Seorang shahabat bernama Hanzhalah
bin Shaifi yang menjadi penulis (katib) Rasulullah SAW menyatakan : ‘Rasulullah
SAW menugaskan aku dan mengingatkan aku (untuk membagi-bagikan harta) atas
segala sesuatu (harta yang diperoleh) pada hari ketiganya : Tidaklah datang
harta atau makanan kepadaku selama tiga hari, kecuali Rasulullah SAW selalu
mengingatkannya (agar segera didistribusikan). Rasulullah SAW tidak suka
melalui suatu malam sementara ada harta (umat) di sisi beliau. (Zallum, 1983).
Pada umumnya Rasulullah SAW
membagi-bagikan harta pada hari diperolehnya harta itu. Hasan bin Muhammad
menyatakan :‘Rasulullah SAW tidak pernah menyimpan harta baik siang maupun
malamnya…‘
Dengan kata lain, bila harta itu
datang pagi-pagi, akan segera dibagi sebelum tengah hari tiba. Demikian juga
jika harta itu datang siang hari, akan segera dibagi sebelum malam hari tiba.
Oleh karena itu, saat itu belum ada atau belum banyak harta tersimpan yang
mengharuskan adanya tempat atau arsip tertentu bagi pengelolaannya (Zallum,
1983).
2.
Masa Khalifah
Abu Bakar Ash Shiddiq (11-13 H/632-634 M)

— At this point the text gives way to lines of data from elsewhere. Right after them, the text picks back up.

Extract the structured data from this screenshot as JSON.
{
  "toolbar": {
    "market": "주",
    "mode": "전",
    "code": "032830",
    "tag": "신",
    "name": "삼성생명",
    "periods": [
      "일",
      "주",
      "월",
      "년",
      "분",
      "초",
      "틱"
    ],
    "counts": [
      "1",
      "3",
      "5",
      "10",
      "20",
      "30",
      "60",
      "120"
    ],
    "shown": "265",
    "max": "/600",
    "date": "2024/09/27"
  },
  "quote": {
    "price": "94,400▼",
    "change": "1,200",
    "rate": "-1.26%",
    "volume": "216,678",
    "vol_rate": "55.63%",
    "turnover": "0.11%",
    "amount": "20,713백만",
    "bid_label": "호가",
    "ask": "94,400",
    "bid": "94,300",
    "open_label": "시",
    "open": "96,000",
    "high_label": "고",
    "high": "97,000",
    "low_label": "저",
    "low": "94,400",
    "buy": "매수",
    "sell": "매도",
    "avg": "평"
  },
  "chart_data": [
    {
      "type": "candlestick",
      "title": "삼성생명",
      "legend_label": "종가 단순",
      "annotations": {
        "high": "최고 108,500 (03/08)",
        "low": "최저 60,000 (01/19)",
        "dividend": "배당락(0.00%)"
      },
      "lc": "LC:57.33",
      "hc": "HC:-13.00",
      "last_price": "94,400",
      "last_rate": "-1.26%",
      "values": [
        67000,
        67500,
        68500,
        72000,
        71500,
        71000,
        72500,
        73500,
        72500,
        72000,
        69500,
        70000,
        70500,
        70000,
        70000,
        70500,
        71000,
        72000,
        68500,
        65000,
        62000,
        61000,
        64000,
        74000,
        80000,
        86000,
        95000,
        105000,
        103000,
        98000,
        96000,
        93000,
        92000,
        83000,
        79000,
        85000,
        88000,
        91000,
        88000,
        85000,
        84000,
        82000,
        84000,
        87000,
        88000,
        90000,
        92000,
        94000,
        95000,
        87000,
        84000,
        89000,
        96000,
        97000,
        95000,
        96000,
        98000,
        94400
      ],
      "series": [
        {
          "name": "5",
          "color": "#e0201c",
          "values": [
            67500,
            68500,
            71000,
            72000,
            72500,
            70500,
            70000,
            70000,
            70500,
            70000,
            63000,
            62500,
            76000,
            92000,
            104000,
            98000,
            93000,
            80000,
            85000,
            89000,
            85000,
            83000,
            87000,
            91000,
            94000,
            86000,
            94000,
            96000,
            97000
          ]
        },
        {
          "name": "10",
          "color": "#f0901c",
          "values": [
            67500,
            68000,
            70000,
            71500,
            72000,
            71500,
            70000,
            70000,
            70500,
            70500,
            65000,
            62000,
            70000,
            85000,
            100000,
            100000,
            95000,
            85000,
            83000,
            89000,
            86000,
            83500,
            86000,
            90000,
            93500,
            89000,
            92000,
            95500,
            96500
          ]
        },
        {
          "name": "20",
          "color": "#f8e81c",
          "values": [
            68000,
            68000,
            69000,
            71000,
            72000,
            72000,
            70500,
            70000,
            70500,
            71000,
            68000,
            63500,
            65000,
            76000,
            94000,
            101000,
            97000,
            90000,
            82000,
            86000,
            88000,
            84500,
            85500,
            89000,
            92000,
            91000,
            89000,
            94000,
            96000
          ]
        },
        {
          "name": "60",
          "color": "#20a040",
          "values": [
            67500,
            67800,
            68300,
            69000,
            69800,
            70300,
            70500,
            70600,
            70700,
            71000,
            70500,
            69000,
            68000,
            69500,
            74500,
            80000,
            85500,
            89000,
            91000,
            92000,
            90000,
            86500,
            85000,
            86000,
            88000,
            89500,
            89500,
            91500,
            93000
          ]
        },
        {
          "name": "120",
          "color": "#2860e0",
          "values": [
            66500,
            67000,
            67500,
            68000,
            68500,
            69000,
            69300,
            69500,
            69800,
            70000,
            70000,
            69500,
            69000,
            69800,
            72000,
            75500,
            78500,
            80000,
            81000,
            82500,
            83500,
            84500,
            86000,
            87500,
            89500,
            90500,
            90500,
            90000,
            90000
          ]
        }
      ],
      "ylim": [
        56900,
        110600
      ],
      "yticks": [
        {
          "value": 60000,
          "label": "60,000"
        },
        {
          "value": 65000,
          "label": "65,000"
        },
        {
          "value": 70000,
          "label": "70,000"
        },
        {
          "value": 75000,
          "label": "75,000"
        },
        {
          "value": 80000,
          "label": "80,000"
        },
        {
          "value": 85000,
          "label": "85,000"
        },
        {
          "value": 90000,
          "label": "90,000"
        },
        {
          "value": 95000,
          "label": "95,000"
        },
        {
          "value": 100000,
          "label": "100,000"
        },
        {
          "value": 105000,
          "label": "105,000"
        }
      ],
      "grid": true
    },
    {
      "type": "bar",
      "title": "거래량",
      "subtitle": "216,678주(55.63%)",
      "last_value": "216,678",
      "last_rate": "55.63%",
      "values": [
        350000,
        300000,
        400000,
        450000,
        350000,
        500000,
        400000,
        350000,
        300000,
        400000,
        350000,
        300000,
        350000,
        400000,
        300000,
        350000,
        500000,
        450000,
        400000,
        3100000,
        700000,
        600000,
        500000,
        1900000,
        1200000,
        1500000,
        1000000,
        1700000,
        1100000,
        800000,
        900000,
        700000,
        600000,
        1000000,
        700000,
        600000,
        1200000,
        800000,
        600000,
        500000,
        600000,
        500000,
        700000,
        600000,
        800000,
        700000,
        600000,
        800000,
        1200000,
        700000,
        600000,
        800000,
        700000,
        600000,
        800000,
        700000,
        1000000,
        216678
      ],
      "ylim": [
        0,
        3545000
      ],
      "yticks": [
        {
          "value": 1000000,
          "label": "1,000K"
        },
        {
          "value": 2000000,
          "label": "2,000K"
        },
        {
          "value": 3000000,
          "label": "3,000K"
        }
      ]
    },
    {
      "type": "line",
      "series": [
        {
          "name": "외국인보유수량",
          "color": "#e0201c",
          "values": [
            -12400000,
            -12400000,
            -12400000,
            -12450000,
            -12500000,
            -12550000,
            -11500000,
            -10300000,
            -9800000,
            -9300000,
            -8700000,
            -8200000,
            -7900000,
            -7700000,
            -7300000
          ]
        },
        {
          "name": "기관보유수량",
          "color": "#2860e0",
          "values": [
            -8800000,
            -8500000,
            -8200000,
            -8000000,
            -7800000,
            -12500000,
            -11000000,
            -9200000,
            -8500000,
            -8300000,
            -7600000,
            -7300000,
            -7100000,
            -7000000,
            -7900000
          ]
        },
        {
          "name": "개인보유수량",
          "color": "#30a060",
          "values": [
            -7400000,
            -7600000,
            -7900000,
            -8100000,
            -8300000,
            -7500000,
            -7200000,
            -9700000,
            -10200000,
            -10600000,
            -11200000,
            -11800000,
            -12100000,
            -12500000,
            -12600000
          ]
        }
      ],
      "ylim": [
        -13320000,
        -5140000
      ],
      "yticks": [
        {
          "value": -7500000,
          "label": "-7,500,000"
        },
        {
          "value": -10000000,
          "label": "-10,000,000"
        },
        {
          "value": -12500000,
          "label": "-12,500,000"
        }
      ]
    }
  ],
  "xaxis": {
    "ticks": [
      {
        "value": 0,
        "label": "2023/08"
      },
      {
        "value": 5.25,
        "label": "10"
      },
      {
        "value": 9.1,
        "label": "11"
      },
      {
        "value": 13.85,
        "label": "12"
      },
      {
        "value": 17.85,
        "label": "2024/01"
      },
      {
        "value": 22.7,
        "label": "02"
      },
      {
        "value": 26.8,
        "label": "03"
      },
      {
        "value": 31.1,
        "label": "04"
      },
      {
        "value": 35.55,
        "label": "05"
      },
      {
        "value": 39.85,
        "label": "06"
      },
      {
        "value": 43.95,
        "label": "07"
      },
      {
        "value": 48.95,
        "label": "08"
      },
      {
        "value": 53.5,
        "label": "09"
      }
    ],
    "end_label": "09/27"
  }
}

Keadaan seperti di atas terus
berlangsung sepanjang masa Rasulullah SAW. Ketika Abu Bakar menjadi Khalifah,
keadaan Baitul Maal masih berlangsung seperti itu di tahun pertama
kekhilafahannya (11 H/632 M). Jika datang harta kepadanya dari wilayah-wilayah
kekuasaan Khilafah Islamiyah, Abu Bakar membawa harta itu ke Masjid Nabawi dan
membagi-bagikannya kepada orang-orang yang berhak menerimanya. Untuk urusan
ini, Khalifah Abu Bakar telah mewakilkan kepada Abu Ubaidah bin Al Jarrah. Hal
ini diketahui dari pernyataan Abu Ubaidah bin Al Jarrah saat Abu Bakar dibaiat
sebagai Khalifah. Abu Ubaidah saat itu berkata kepadanya, ‘Saya akan membantumu
dalam urusan pengelolaan harta umat.’ (Zallum, 1983).
Kemudian pada tahun kedua
kekhilafahannya (12 H/633 M), Abu Bakar merintis embrio Baitul Maal dalam arti
yang lebih luas. Baitul Maal bukan sekedar berarti pihak (al- jihat) yang
menangani harta umat, namun juga berarti suatu tempat (al-makan) untuk
menyimpan harta negara. Abu Bakar menyiapkan tempat khusus di rumahnya berupa
karung atau kantung (ghirarah) untuk menyimpan harta yang dikirimkan ke
Madinah. Hal ini berlangsung sampai kewafatan beliau pada tahun 13 H/634 M.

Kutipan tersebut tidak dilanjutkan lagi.